I just updated our post about how we eat gluten free food for less than the USDA Thrifty meal plan. The highlight of the past month was getting $60 worth of fresh strawberries. I think it would be really interesting to compare one of our pre-COVID grocery confessions posts to a current shopping trip to see how our grocery shopping has changed and how inflation has affected our food budget but that seems like it deserves it’s own post.
I literally have no idea what we spent money on in the kids category this past month. I think someone got new underwear and there were probably a few other miscellaneous expenses. Beyond daycare, (which was astronomical with summer care this month) we don’t spend a ton of money on the kids.
Mostly just pet food. According to our food’s packaging, Kenny manages to eat enough food to keep a 120 pound dog alive and he is still as skinny as a rail. While my wife and daughters seem partial to our cat Cheeto, I love Kenny and would happily shell out a hundred dollars a month to go on walks with him multiple times a day.
Gas & Auto- $96.40
We filled up the car a few times. We visited my in-laws one weekend, I visited Penny another weekend, and the oldest kid and I had a trail race Father’s Day weekend.

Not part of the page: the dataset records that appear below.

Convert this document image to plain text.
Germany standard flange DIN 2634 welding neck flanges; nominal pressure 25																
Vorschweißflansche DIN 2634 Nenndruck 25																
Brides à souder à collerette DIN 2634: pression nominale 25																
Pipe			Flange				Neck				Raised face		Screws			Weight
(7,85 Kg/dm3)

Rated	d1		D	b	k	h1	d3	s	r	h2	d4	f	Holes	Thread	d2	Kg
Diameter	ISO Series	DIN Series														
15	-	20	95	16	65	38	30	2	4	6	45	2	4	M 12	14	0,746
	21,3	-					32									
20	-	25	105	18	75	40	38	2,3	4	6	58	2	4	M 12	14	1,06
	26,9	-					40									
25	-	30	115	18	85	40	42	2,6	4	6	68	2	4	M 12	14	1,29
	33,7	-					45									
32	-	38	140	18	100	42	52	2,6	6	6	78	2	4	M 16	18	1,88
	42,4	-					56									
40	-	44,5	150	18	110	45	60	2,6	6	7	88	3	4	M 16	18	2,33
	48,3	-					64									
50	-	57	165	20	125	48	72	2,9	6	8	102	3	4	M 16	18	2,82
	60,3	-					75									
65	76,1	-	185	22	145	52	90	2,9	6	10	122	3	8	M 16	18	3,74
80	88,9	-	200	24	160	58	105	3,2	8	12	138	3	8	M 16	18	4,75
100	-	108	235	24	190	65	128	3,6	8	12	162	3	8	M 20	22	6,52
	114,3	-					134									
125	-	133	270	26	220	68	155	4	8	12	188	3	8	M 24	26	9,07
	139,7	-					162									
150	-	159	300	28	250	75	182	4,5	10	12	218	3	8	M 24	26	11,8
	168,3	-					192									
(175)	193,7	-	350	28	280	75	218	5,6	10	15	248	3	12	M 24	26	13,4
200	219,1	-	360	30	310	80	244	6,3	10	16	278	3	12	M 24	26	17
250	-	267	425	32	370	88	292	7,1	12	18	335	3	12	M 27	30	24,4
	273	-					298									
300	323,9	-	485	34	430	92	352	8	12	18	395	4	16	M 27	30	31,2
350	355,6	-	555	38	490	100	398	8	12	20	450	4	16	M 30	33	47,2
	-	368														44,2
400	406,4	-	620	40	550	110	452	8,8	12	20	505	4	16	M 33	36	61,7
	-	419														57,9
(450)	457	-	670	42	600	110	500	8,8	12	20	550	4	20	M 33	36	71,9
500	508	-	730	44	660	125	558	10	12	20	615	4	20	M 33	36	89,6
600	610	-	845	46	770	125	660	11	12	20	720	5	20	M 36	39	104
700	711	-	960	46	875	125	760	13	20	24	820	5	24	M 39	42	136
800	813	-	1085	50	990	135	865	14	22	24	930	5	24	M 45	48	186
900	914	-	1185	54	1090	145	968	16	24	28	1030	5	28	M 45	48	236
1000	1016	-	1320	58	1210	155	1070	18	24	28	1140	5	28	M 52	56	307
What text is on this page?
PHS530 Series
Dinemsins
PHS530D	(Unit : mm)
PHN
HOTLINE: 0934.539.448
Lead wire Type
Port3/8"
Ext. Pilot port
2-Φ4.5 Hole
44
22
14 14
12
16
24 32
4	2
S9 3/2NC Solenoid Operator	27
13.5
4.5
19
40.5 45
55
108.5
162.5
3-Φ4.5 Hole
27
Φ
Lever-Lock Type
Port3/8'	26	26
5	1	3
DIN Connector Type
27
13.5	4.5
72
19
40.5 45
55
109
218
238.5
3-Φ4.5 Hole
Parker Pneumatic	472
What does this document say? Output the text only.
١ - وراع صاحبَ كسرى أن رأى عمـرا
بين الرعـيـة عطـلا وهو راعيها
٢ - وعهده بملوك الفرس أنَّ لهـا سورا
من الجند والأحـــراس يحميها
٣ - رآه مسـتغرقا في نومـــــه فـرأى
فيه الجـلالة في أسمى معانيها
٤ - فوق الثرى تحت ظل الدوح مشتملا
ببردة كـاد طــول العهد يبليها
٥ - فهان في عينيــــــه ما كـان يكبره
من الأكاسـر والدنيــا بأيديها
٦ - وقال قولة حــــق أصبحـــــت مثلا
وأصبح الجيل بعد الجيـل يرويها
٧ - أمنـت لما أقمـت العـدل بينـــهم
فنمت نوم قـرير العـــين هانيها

If this post is about money well spent, these were miles well spent. The only time we used the car was to visit people we care about or have some father/daughter time. While most of the time I feel like we don’t need a car, having the ability to do these things is priceless.
Progress towards financial independence
So according to a spreadsheet template that I got from my friend Jessica of The Fioneers, I’m only 17 months away from Financial Independence. At that point, our assets could sustain our current standard of living at a 4% withdrawal rate. If we both lost our jobs, we could in theory survive without earning another dollar.
I have a slightly bigger target in mind for early retirement. But the first step is reaching basic financial independence.
Blog highlights (29 months)
So the big news was that I was featured on USA Today! Being featured on major news outlets is great for the blog. Not only did the feature bring in a lot of traffic, but backlinks are valuable because they tell Google that my site is trustworthy. Links from major websites like USA Today help a lot and I am so thrilled for the feature.